Simply for praise. Simply for the act of worship and adoration. Simply for joy, holy joy.


The teaching church does not exist first and foremost as a world-improvement society. All the things which Paul reminds us about and exhorts us to be in the epistle for today are testimonies and witnesses to the meaning of our life in Christ. Our work and our actions are to be the signs of the love of Christ alive in us. We reach out to others out of that love, seeking his face in the poor and the lonely, the sick and the dying of the world; in short, providing for others in need out of the love of Christ. Our works must be signs of our faith. That is always the challenge.


God seeks the very best for us and that very best has to do with our joy and blessedness, a joy and blessedness that can only come from him to us, even more, a joy and blessedness that must be Christ in us, sacramentally and practically speaking, by way of what we hear and see, by way of what we do out of what we are given to hear and see in the Word proclaimed and the Sacraments celebrated, in lives of holiness and service, in lives of sacrifice and commitment.


The healing miracles are about far more than the healing of our physical selves. They are about far more than our mental sense of well-being. They are much more radically about our life with God. The end and purpose of our humanity is found in God. We have an end with God. And something of what that means appears in the imagery of a wedding feast. After all, the kingdom of heaven is often imaged in terms of the marriage feast, the feast to which we have been invited. And while there are things that, quite rightly, are required of us as guests and participants in the wedding, marriage is fundamentally of God’s doing, whether we speak of the union of man and woman in holy matrimony, that divine estate “instituted of God in the time of man’s innocency”, as the marriage service in The Book of Common Prayer (Cdn.) so wonderfully puts it, or whether we speak spiritually and metaphorically of the union of God and man in Jesus Christ, a union which preserves in the fullest possible way the distinctiveness of the divine and the human. Such is the challenge for our church and age.


There are, as an old medieval hymn puts it, our “social joys”, the joys which belong to our fellowship in the Gospel of Jesus Christ, come what may, whether it be persecution or sorrow, frustration or failure. How can that be? Because of the radical meaning of this Gospel story. There is this extraordinary thing which Jesus says to Mary, “mine hour has not yet come”. What does he mean? He means that the very things which God seeks for us, our good and our joy as found in him, are bought with a price, the price of his sacrifice, his death and resurrection, the hour of his crucifixion and triumph. Somehow “this beginning of signs” points to what is present in all of the healing miracles of Christ. They all belong to his passion. In a way, they all participate and share in his passion by which our humanity finds healing and salvation. The end – the goal or purpose - is joy and blessedness. But only through “his hour”, the hour which gathers all the things of time into the eternal purposes of God.
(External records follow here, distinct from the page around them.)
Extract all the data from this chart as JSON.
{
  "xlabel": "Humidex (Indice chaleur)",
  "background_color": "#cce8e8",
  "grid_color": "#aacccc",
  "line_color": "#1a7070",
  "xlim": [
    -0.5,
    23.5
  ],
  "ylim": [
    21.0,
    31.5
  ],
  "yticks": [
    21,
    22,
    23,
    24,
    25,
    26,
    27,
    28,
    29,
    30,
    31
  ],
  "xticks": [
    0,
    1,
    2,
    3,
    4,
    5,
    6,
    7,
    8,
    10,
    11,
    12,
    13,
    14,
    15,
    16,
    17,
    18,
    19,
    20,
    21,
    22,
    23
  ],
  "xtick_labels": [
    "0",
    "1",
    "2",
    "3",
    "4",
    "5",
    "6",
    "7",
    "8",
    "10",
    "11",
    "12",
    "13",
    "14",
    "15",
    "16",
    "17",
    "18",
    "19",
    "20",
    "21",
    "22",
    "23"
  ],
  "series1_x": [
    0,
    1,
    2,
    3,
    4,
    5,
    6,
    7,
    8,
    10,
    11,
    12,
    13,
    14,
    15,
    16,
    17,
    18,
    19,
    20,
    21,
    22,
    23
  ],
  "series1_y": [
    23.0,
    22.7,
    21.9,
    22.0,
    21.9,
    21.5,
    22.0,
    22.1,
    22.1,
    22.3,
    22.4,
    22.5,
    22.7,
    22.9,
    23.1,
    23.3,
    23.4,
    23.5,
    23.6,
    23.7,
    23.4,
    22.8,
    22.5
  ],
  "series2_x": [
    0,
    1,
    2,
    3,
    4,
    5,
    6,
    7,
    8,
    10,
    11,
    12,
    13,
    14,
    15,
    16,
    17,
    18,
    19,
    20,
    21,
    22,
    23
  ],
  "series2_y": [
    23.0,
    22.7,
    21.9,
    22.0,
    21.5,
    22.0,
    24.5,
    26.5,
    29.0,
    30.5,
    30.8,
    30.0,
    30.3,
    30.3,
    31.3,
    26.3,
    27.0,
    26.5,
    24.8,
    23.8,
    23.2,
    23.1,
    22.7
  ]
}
The point is wonderfully captured in the opening phrase of one of the reformed catechisms, the Westminster Shorter Catechism. “What is the chief end of man?”, it is asked, to which the answer is given, “to glorify God and enjoy him forever”. Our reformed liturgy, especially in this Gospel story, suggests something of what that means. We live in Christ through his Word and Sacrament. But we can only partake of Christ through his body broken and his blood out-poured, through the things “of his hour”. Such is his love for us, the love that is agony and joy. For “love”, as one of our poets and divines, George Herbert, puts it, “is that liquor sweet and most divine, / which my God feels as bloud; but I as wine”. The wine of divinity graces us with the social joys of heaven and signals the salvation of our humanity; all because “mine hour has not yet come”.